I’m starting to kind of like my daily bout of insomnia. Not to the point where I would choose it, if I had, instead, the option of getting eight – or even six – straight hours of sleep, but first there was denial (“Oh, weird, I’m awake at night. That never happens to me. I’m sure it won’t become a habit.”) then anger (“Grrrr, 2:00 again, better get up and glare at the cat rather than lie here all sore and antsy.”). Then came bargaining (“If I just go to bed earlier at night, and skip the nap during the day, I’ll sleep better at night… right?”) and a brief spate of pseudo-depression (“Woe is me, between this and Jacob’s visit and the imminence of newborn, I’m never going to sleep through the night again.”). And, in time, just like the textbooks say, came acceptance (“Time to grab a snack.”).
And most nights, with the acceptance has come a certain appreciation, if not outright enjoyment, of the quiet and solitude of the wee hours. I’ve developed a comfortable little routine: get up, use the bathroom, go forage for a snack, set myself up with a mindless book and, once the snack is gone, some simple knitting, and wait until I start feeling tired again. Usually it’s about an hour, rarely more than 90 minutes. And then it’s back to bed, to grumble at the alarm a few hours later. (And, lately, get up with the alarm, shuffle the kids off to the bus, get home, eat again, and go back to bed for a few hours… I’m not thrilled about this in terms of complete non-productivity of my mornings, but I like that I can.)

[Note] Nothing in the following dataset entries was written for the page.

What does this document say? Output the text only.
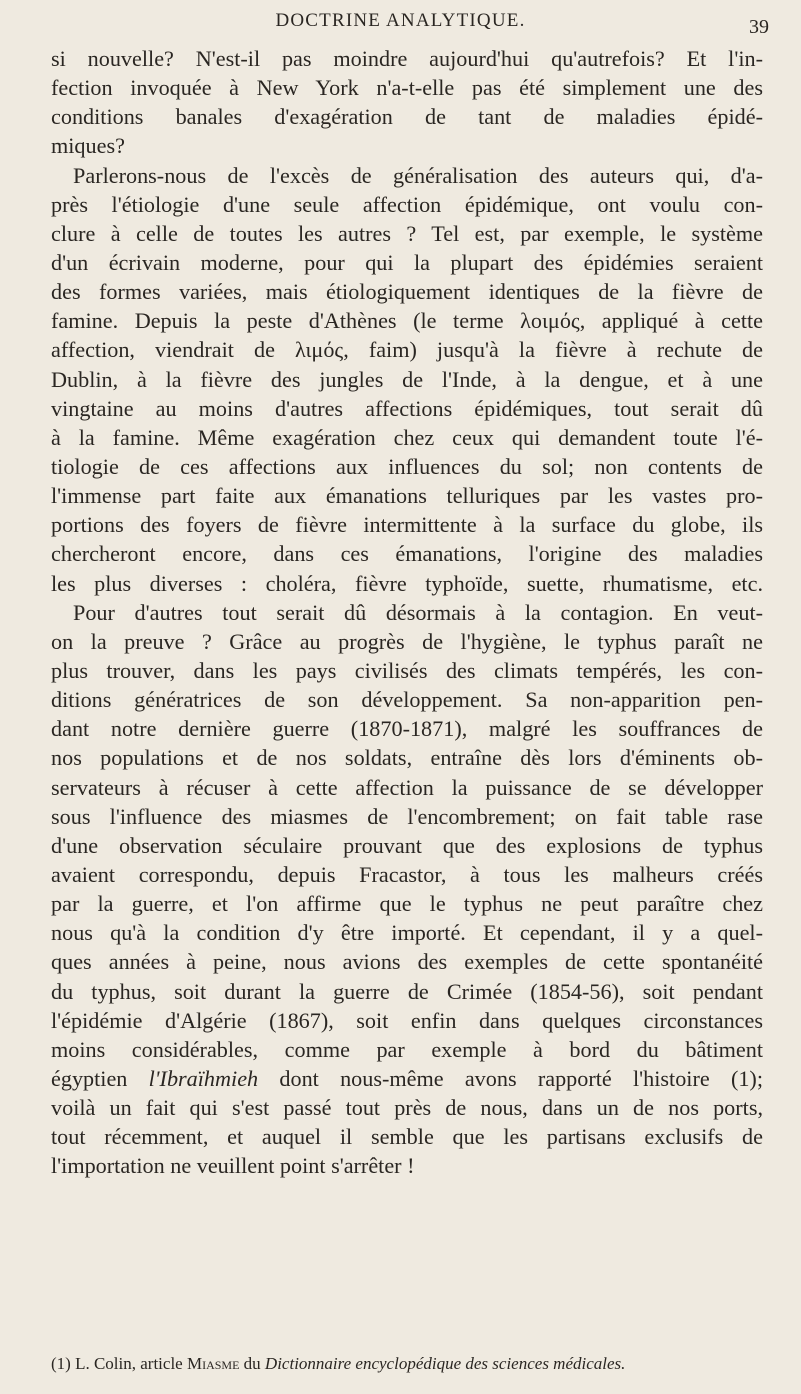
DOCTRINE ANALYTIQUE.	39
si nouvelle? N'est-il pas moindre aujourd'hui qu'autrefois? Et l'in-
fection invoquée à New York n'a-t-elle pas été simplement une des
conditions banales d'exagération de tant de maladies épidé-
miques?
Parlerons-nous de l'excès de généralisation des auteurs qui, d'a-
près l'étiologie d'une seule affection épidémique, ont voulu con-
clure à celle de toutes les autres ? Tel est, par exemple, le système
d'un écrivain moderne, pour qui la plupart des épidémies seraient
des formes variées, mais étiologiquement identiques de la fièvre de
famine. Depuis la peste d'Athènes (le terme λοιμός, appliqué à cette
affection, viendrait de λιμός, faim) jusqu'à la fièvre à rechute de
Dublin, à la fièvre des jungles de l'Inde, à la dengue, et à une
vingtaine au moins d'autres affections épidémiques, tout serait dû
à la famine. Même exagération chez ceux qui demandent toute l'é-
tiologie de ces affections aux influences du sol; non contents de
l'immense part faite aux émanations telluriques par les vastes pro-
portions des foyers de fièvre intermittente à la surface du globe, ils
chercheront encore, dans ces émanations, l'origine des maladies
les plus diverses : choléra, fièvre typhoïde, suette, rhumatisme, etc.
Pour d'autres tout serait dû désormais à la contagion. En veut-
on la preuve ? Grâce au progrès de l'hygiène, le typhus paraît ne
plus trouver, dans les pays civilisés des climats tempérés, les con-
ditions génératrices de son développement. Sa non-apparition pen-
dant notre dernière guerre (1870-1871), malgré les souffrances de
nos populations et de nos soldats, entraîne dès lors d'éminents ob-
servateurs à récuser à cette affection la puissance de se développer
sous l'influence des miasmes de l'encombrement; on fait table rase
d'une observation séculaire prouvant que des explosions de typhus
avaient correspondu, depuis Fracastor, à tous les malheurs créés
par la guerre, et l'on affirme que le typhus ne peut paraître chez
nous qu'à la condition d'y être importé. Et cependant, il y a quel-
ques années à peine, nous avions des exemples de cette spontanéité
du typhus, soit durant la guerre de Crimée (1854-56), soit pendant
l'épidémie d'Algérie (1867), soit enfin dans quelques circonstances
moins considérables, comme par exemple à bord du bâtiment
égyptien l'Ibraïhmieh dont nous-même avons rapporté l'histoire (1);
voilà un fait qui s'est passé tout près de nous, dans un de nos ports,
tout récemment, et auquel il semble que les partisans exclusifs de
l'importation ne veuillent point s'arrêter !
(1) L. Colin, article Miasme du Dictionnaire encyclopédique des sciences médicales.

It’s a nice, comfortable, reliable little routine, and gives me time to just be. Sometimes the cat pesters me, and I’ll pester her right back, but otherwise I can just sit and think – or let my brain empty – without waiting for the next round of, “Hey, Mom?”
And I have gotten more knitting done than I otherwise would, since I’ve been sleeping through my morning hours and am generally too busy in the afternoons and too tired in the evenings to handle the pointy sticks. So the world at large, or at least those within my sphere of knitwear-giving, benefits, as well.
So, sure, it’s fine, and seeing as how it seems to be for a pretty good reason – pregnancy, as opposed to pain or anxiety – then I’m trying to roll with it.
Though there are the occasional moments, like last night, when I at least wish I’d had an audience to share what happened. Not because it’s ever big and noteworthy (and a good thing, too, because I have a hard time imagining things which are both big-and-noteworthy, positive, and likely to happen in the middle of the night) but just because the down-side of solitude is the lack of companionship. Last night’s snack du nuit was a bagel with Nutella, lightly toasted. I pulled it out of the toaster oven – whose ding somehow moves from helpfully notifying to alarmingly loud at certain times – and started to spread the chocolate happiness. I had one half about half-covered, when I slipped, dropped the bagel, and reflexively caught it between my body and the counter… I groaned and readied myself for the inevitable carnage, of chocolate all over the counter, the cabinet, my clothes, the floor… looked down… and, lo, I didn’t get a drop of Nutella on me. It was a magical experience. Things like that never happen to me; my stories are usually about how I had to hunt down a complete change of clothes in the dark because somehow I ended up involving my socks in the mess, or similar.
So. A moment of magic, to break up my otherwise serene and simple routine. There are worse ways to spend a 2:00 a.m.
(P.S. According to my pregnancy book, being 13 weeks plus a few days means I’ve officially moved into the second trimester. I thought it happened at 14 weeks, but I’ll take it. Now where’s that energy rebound I keep reading about??)